Political Roundtable: Coyne-McCoy on intra-party controversy among RI Democrats & more, May 14, 2021

She raised this idea of “representing their constituency” again in reply to a question from Ian Donnis about Democratic support for gun rights.

This is an appealing idea; socialist Democrats, progressive Democrats, liberal Democrats, moderate Democrats, conservative Democrats, they’re just out here, representing their constituency. My question is:

Are they?

Let’s pick Rep. Corvese, since Coyne-McCoy used him as an example. First elected in 1998 when the House was 100 members, Corvese has gone through 11 election cycles which means he’s appeared before voters 22 times (once for the primary, once for the general). Only twice has he ever had a contest: once in the general in 1998 when the seat was first open against an independent named Charles Lombardi, and once in 2008 in the Democratic primary against Paula DiNucci.

That’s it. Corvese has had an opponent in 9.1% of all the elections he’s had. He’s literally never needed mount a campaign in over a decade. He’s often cited as the #1 DINO, a man who would be a Republican in almost any other context. He serves as the RI Democratic Party’s secretary.

If Corvese is representing his constituency or if he’s way too conservative for his district or if he’s not conservative enough, that’s not really something we can tell.

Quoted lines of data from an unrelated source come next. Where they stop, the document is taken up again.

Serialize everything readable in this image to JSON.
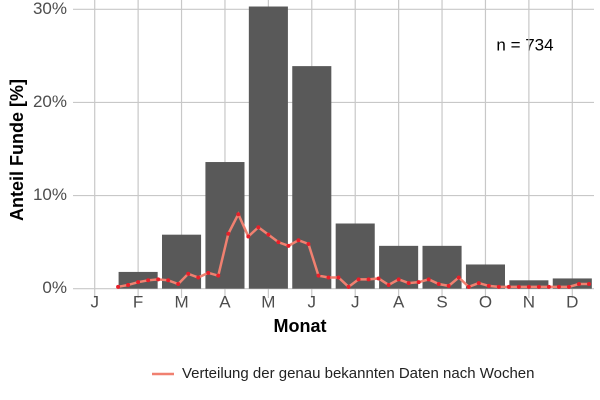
{
  "chart_data": {
    "type": "bar",
    "categories": [
      "J",
      "F",
      "M",
      "A",
      "M",
      "J",
      "J",
      "A",
      "S",
      "O",
      "N",
      "D"
    ],
    "values": [
      0,
      1.8,
      5.8,
      13.6,
      30.3,
      23.9,
      7.0,
      4.6,
      4.6,
      2.6,
      0.9,
      1.1
    ],
    "color": "#595959",
    "xlabel": "Monat",
    "ylabel": "Anteil Funde [%]",
    "annotation": "n = 734",
    "ylim": [
      -1,
      31
    ],
    "yticks": [
      {
        "value": 0,
        "label": "0%"
      },
      {
        "value": 10,
        "label": "10%"
      },
      {
        "value": 20,
        "label": "20%"
      },
      {
        "value": 30,
        "label": "30%"
      }
    ],
    "grid": true,
    "legend": "bottom",
    "series": [
      {
        "name": "Verteilung der genau bekannten Daten nach Wochen",
        "color": "#f08070",
        "point_color": "#e8202a",
        "x": [
          5,
          6,
          7,
          8,
          9,
          10,
          11,
          12,
          13,
          14,
          15,
          16,
          17,
          18,
          19,
          20,
          21,
          22,
          23,
          24,
          25,
          26,
          27,
          28,
          29,
          30,
          31,
          32,
          33,
          34,
          35,
          36,
          37,
          38,
          39,
          40,
          41,
          42,
          43,
          44,
          45,
          46,
          47,
          48,
          49,
          50,
          51,
          52
        ],
        "values": [
          0.2,
          0.4,
          0.7,
          0.9,
          1.0,
          0.9,
          0.5,
          1.6,
          1.2,
          1.7,
          1.4,
          5.9,
          8.0,
          5.6,
          6.6,
          5.8,
          5.0,
          4.6,
          5.2,
          4.8,
          1.4,
          1.2,
          1.2,
          0.2,
          1.0,
          1.0,
          1.1,
          0.4,
          1.0,
          0.6,
          0.7,
          1.0,
          0.5,
          0.3,
          1.2,
          0.2,
          0.6,
          0.3,
          0.2,
          0.2,
          0.2,
          0.2,
          0.2,
          0.2,
          0.2,
          0.2,
          0.5,
          0.5
        ]
      }
    ]
  }
}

There simply isn’t enough data for us to really glean that. It’s possible though that Corvese should’ve been removed by a more moderate Democrat a long time ago; his district was narrowly carried by both Clinton and Raimondo it the two-party share of the vote, and Biden won it by a stronger margin in 2020. None has appeared, in part because we lean on narratives like the one Coyne-McCoy is repeating to make sense of complex things like why our election rules favor incumbents.

To say Corvese is representing his constituency, I think, elides the reality that in Rhode Island, we have very little competition for seats, either intraparty competition or interparty competition. There’s nothing that holds Corvese and his colleagues to account to their constituents but elections. But for dozens of General Assembly members (conservative, progressive, or moderate alike) they never face this critical test.

Elections are the best tool we have to oust incumbents who have outlived their usefulness to their constituents. Everything else falls short of this. But too many voters in Rhode Island never get the option to vote for someone else. Incumbents, especially incumbents like Corvese who (ten times out of eleven) never have an election, should not be said to be representing their constituents if they never have to face those constituents. The constituents of House District 55 could totally be in support of minimum wage increases and addressing climate change, but Corvese opposed both (he did vote in favor of ending housing discrimination based on source of income).

I think there’s a strong case to be made that the gains of progressive candidates and progressive policy in Rhode Island are proof that the state’s Democratic Party has either drifted (or perhaps, remained) too far to the right. Lenny Cioe’s narrow defeat against Senate President Ruggerio shows there’s a sizable faction of Democrats, even in districts thought to be too conservative, for progressive policy and politicians.

I think Ed FitzPatrick hit it on the head with this question. The fear from progressives, justifiable or not, is that as Coyne-McCoy goes about her remit to modernize the Democratic Party, she will hand incumbents who no longer represent their constituents better tools than they had before. That for all her progressive credentials, she will end up strengthening the least-progressive faction in the party, and put more hurdles in the way of those who want to bring the Rhode Island Democratic Party in line with the values of the United States Democratic Party.

This may be unfair, but Coyne-McCoy should recognize a lot of damage has been done up to now to harm trust within the party. The left wing of the Party has heard a lot of this before, often just before Party leadership moves to crush them. Coyne-McCoy says she does not see eye-to-eye with Corvese on anything, but when she talks about the big tent, she sounds an awful lot like him. And if you’re progressive, that really should give you pause.